Roger enterró la nariz agradecido en su vaso de cerveza antes de volver a lo que les ocupaba.
—¡Qué buena está! —le dijo con sinceridad al tabernero mientras dejaba el vaso casi vacío sobre el mostrador—. No hay nada como la cerveza para la sed, ¿no le parece?
—Cierto, señor —replicó el dueño con cordialidad, tanto porque era bueno para el negocio como porque lo creía sinceramente—. Y, con el día que hace, no se cansa uno de beber —añadió pensando en la primera consideración.
Roger miró a su alrededor con aire apreciativo.
—Un sitio muy agradable.
—No está mal, señor. No lo hay mejor en quince kilómetros a la redonda, aunque esté mal que yo lo diga. ¿Vienen ustedes de muy lejos?

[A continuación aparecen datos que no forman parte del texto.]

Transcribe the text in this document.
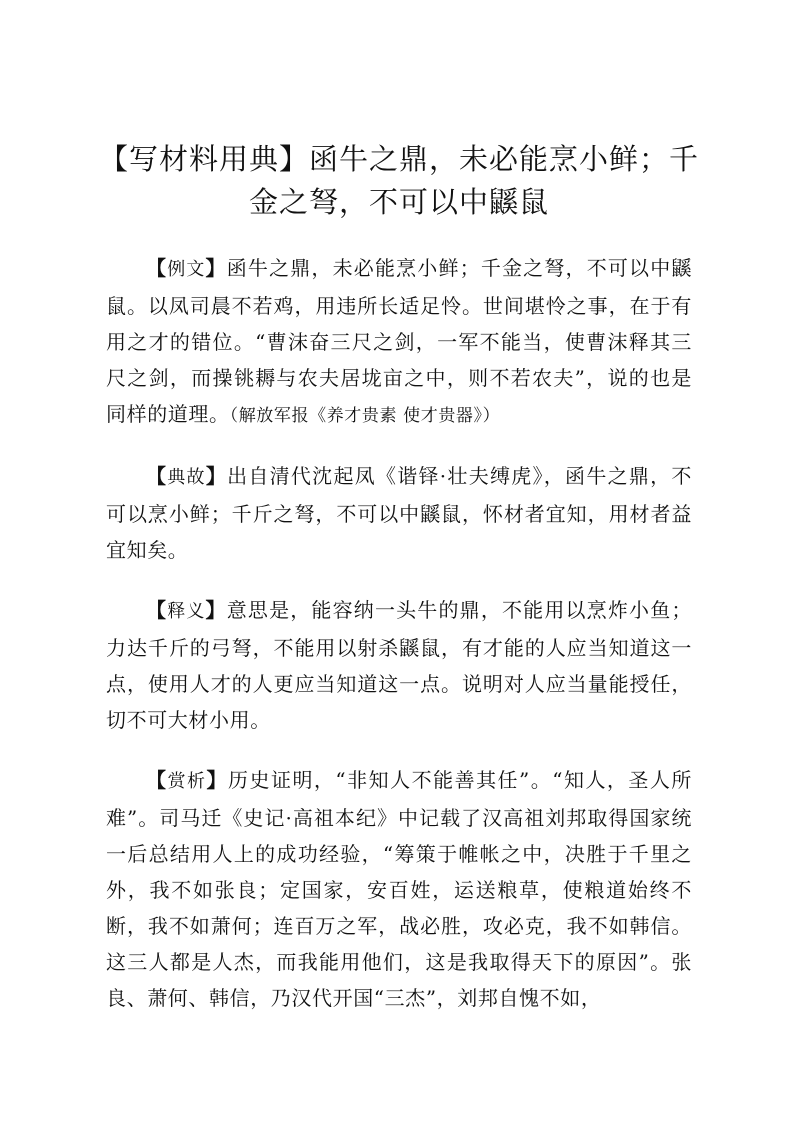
【写材料用典】函牛之鼎，未必能烹小鲜；千金之弩，不可以中鼷鼠

【例文】函牛之鼎，未必能烹小鲜；千金之弩，不可以中鼷鼠。以凤司晨不若鸡，用违所长适足怜。世间堪怜之事，在于有用之才的错位。“曹沫奋三尺之剑，一军不能当，使曹沫释其三尺之剑，而操铫耨与农夫居垅亩之中，则不若农夫”，说的也是同样的道理。（解放军报《养才贵素 使才贵器》）

【典故】出自清代沈起凤《谐铎·壮夫缚虎》，函牛之鼎，不可以烹小鲜；千斤之弩，不可以中鼷鼠，怀材者宜知，用材者益宜知矣。

【释义】意思是，能容纳一头牛的鼎，不能用以烹炸小鱼；力达千斤的弓弩，不能用以射杀鼷鼠，有才能的人应当知道这一点，使用人才的人更应当知道这一点。说明对人应当量能授任，切不可大材小用。

【赏析】历史证明，“非知人不能善其任”。“知人，圣人所难”。司马迁《史记·高祖本纪》中记载了汉高祖刘邦取得国家统一后总结用人上的成功经验，“筹策于帷帐之中，决胜于千里之外，我不如张良；定国家，安百姓，运送粮草，使粮道始终不断，我不如萧何；连百万之军，战必胜，攻必克，我不如韩信。这三人都是人杰，而我能用他们，这是我取得天下的原因”。张良、萧何、韩信，乃汉代开国“三杰”，刘邦自愧不如，
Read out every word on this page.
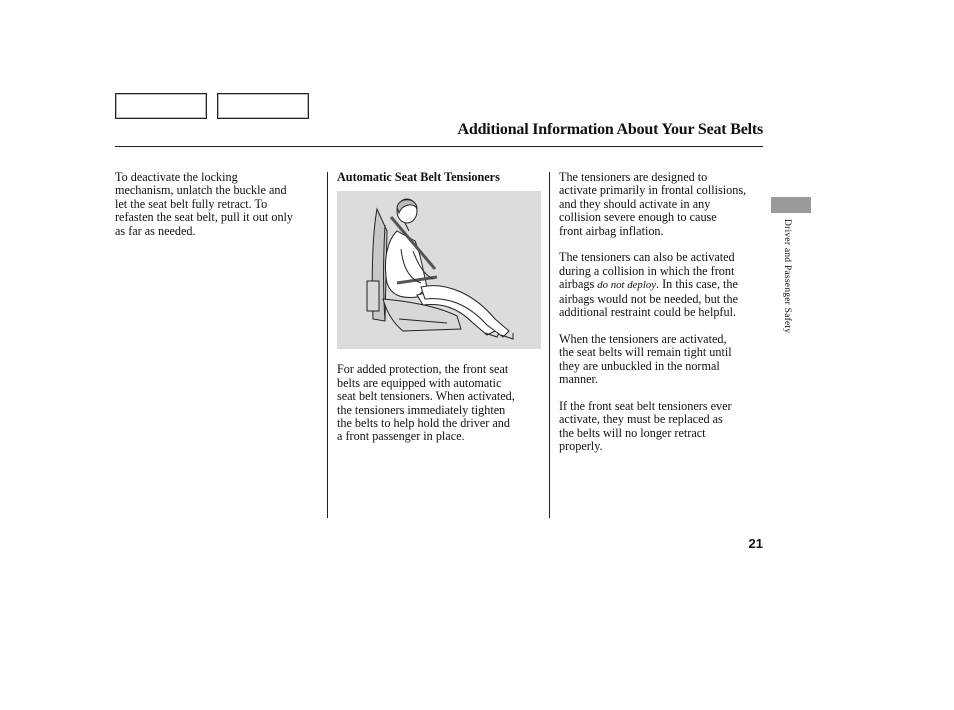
Additional Information About Your Seat Belts

To deactivate the locking
mechanism, unlatch the buckle and
let the seat belt fully retract. To
refasten the seat belt, pull it out only
as far as needed.

Automatic Seat Belt Tensioners

For added protection, the front seat
belts are equipped with automatic
seat belt tensioners. When activated,
the tensioners immediately tighten
the belts to help hold the driver and
a front passenger in place.

The tensioners are designed to
activate primarily in frontal collisions,
and they should activate in any
collision severe enough to cause
front airbag inflation.

The tensioners can also be activated
during a collision in which the front
airbags do not deploy. In this case, the
airbags would not be needed, but the
additional restraint could be helpful.

When the tensioners are activated,
the seat belts will remain tight until
they are unbuckled in the normal
manner.

If the front seat belt tensioners ever
activate, they must be replaced as
the belts will no longer retract
properly.

Driver and Passenger Safety
21
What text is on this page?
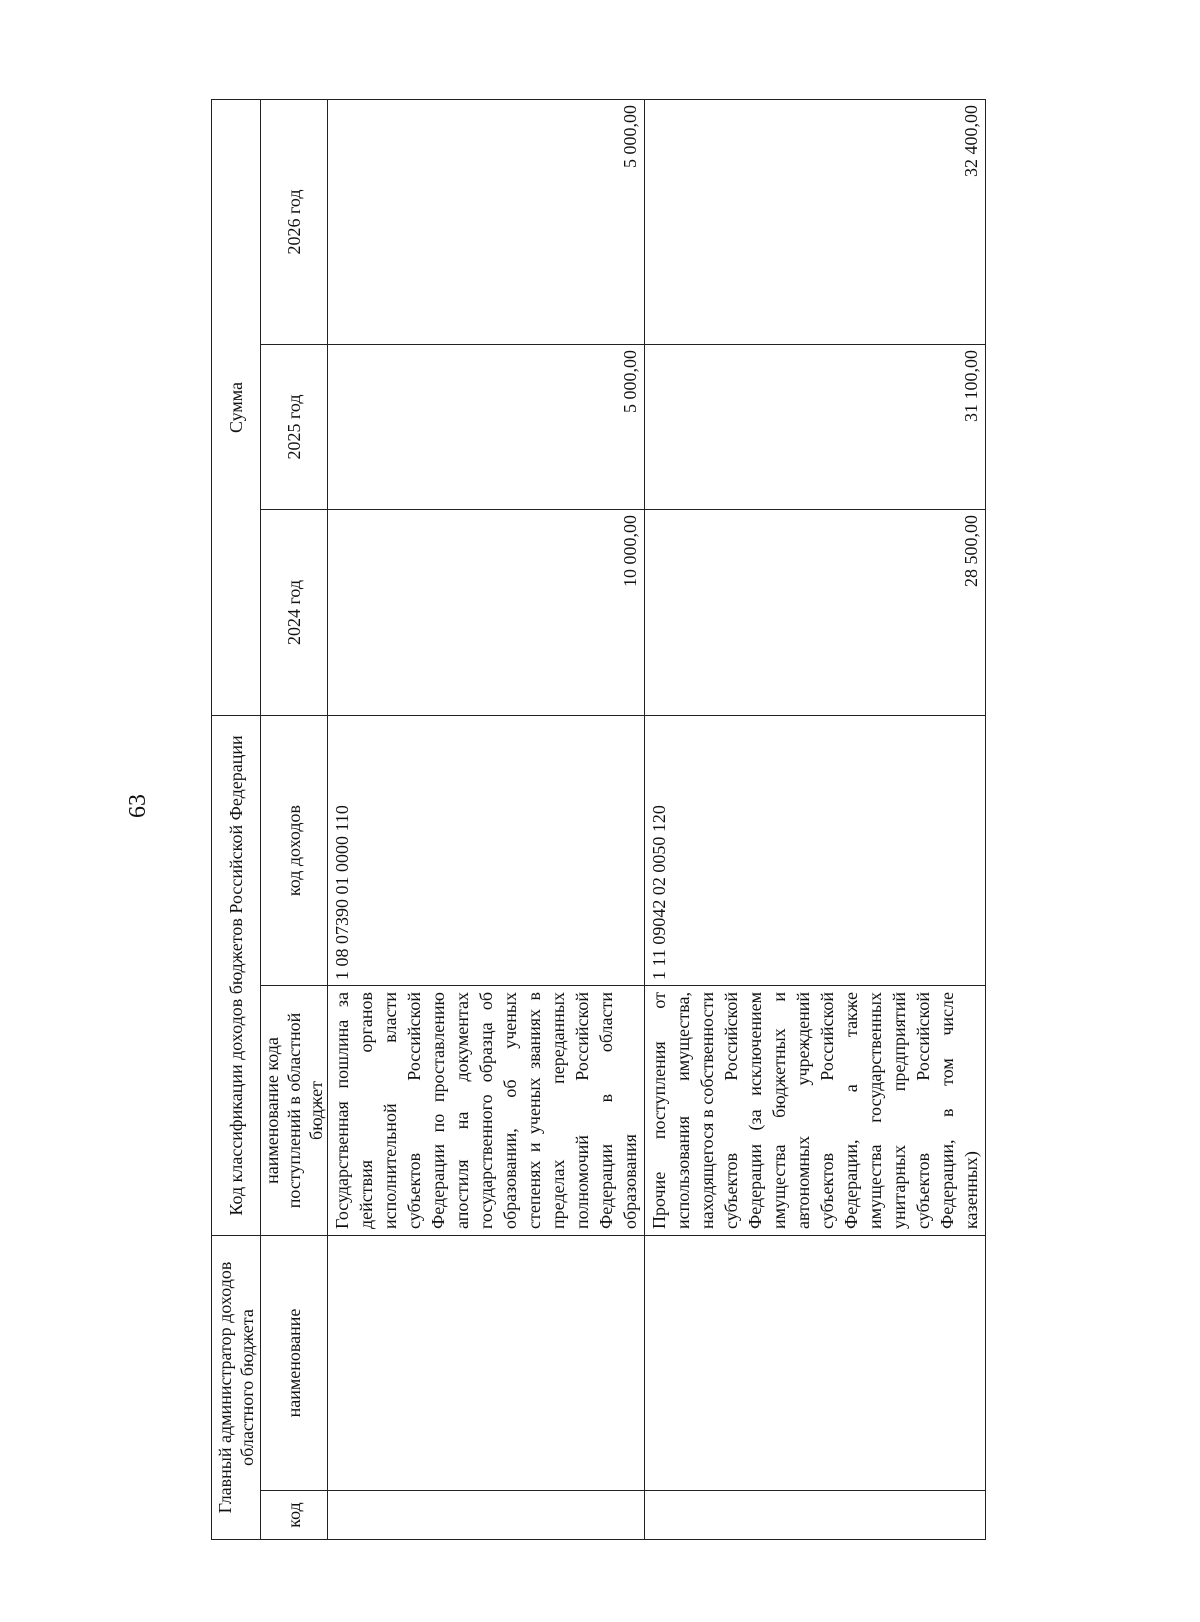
63
Главный администратор доходов областного бюджета		Код классификации доходов бюджетов Российской Федерации		Сумма		
код	наименование	наименование кода поступлений в областной бюджет	код доходов	2024 год	2025 год	2026 год
		Государственная пошлина за действия органов исполнительной власти субъектов Российской Федерации по проставлению апостиля на документах государственного образца об образовании, об ученых степенях и ученых званиях в пределах переданных полномочий Российской Федерации в области образования	1 08 07390 01 0000 110	10 000,00	5 000,00	5 000,00
		Прочие поступления от использования имущества, находящегося в собственности субъектов Российской Федерации (за исключением имущества бюджетных и автономных учреждений субъектов Российской Федерации, а также имущества государственных унитарных предприятий субъектов Российской Федерации, в том числе казенных)	1 11 09042 02 0050 120	28 500,00	31 100,00	32 400,00
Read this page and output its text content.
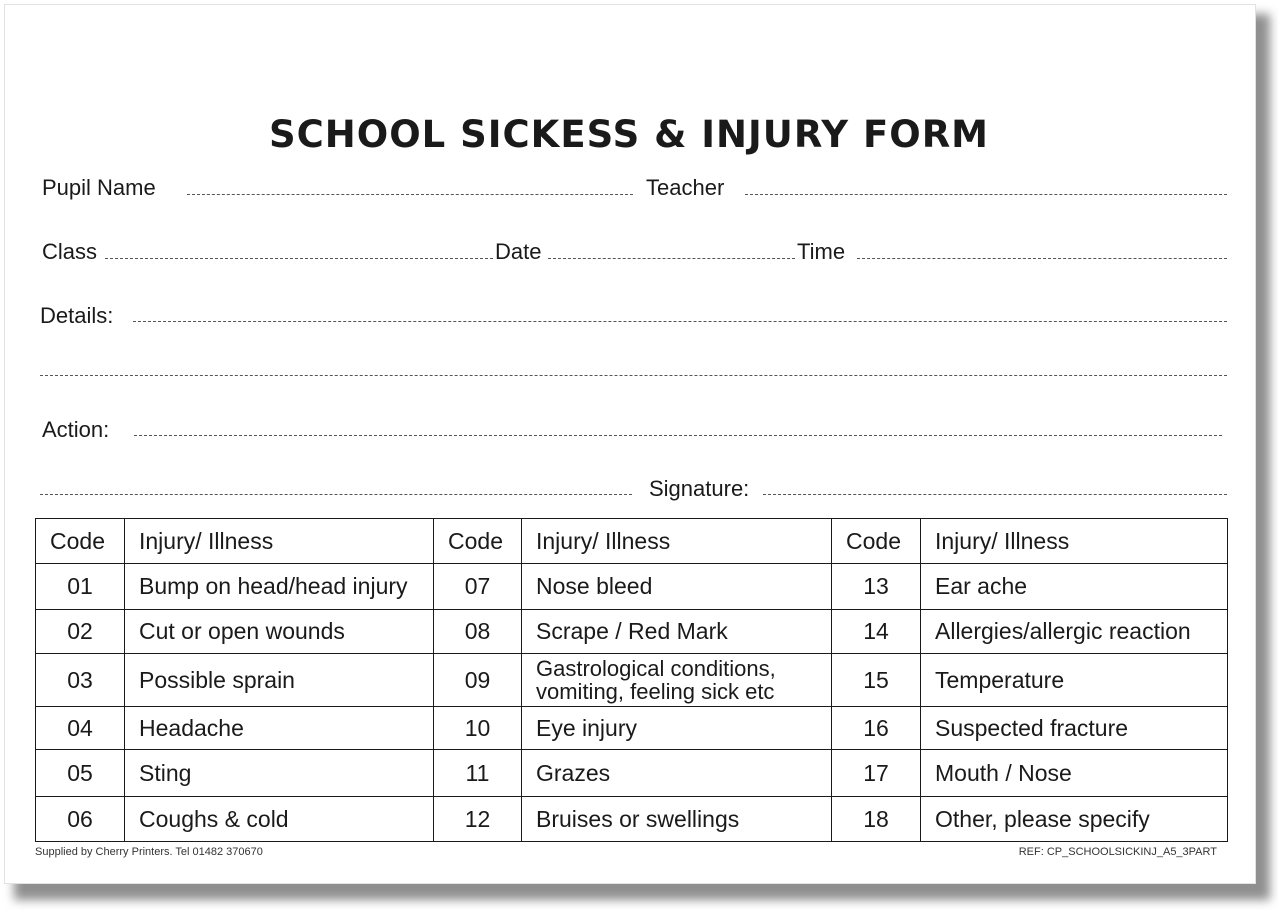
SCHOOL SICKESS & INJURY FORM
Pupil Name	Teacher
Class	Date	Time
Details:
Action:
Signature:
Code	Injury/ Illness	Code	Injury/ Illness	Code	Injury/ Illness
01	Bump on head/head injury	07	Nose bleed	13	Ear ache
02	Cut or open wounds	08	Scrape / Red Mark	14	Allergies/allergic reaction
03	Possible sprain	09	Gastrological conditions, vomiting, feeling sick etc	15	Temperature
04	Headache	10	Eye injury	16	Suspected fracture
05	Sting	11	Grazes	17	Mouth / Nose
06	Coughs & cold	12	Bruises or swellings	18	Other, please specify
Supplied by Cherry Printers. Tel 01482 370670	REF: CP_SCHOOLSICKINJ_A5_3PART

—De Elchester —respondió brevemente Roger. No quería revelar que se alojaba en Layton Court, pues no tenía tiempo de responder la catarata de preguntas que resultaría inevitablemente de revelar aquella información.
—Entonces estarán ustedes muertos de sed —observó con aprobación el dueño.
—Desde luego —admitió Roger apurando el contenido de su vaso—, tanto que puede usted volver a llenarnos los vasos.
El tabernero volvió a llenar los vasos y se inclinó sobre el mostrador con aire confidencial.
—¿Se han enterado de la noticia? Esta mañana por aquí no se habla de otra cosa. En Layton Court. Lo han dejado ustedes a la izquierda al venir de Elchester, a un par de kilómetros de aquí. Dicen que un caballero se ha suicidado. A mí me lo contó el chófer. Vino a tomar un vaso de cerveza, igual que ustedes, y me lo contó todo. Estaba muy enfadado. Mañana quería pedir el día libre y ahora tendrá que llevar a todo el mundo de aquí para allá y no podrá tenerlo.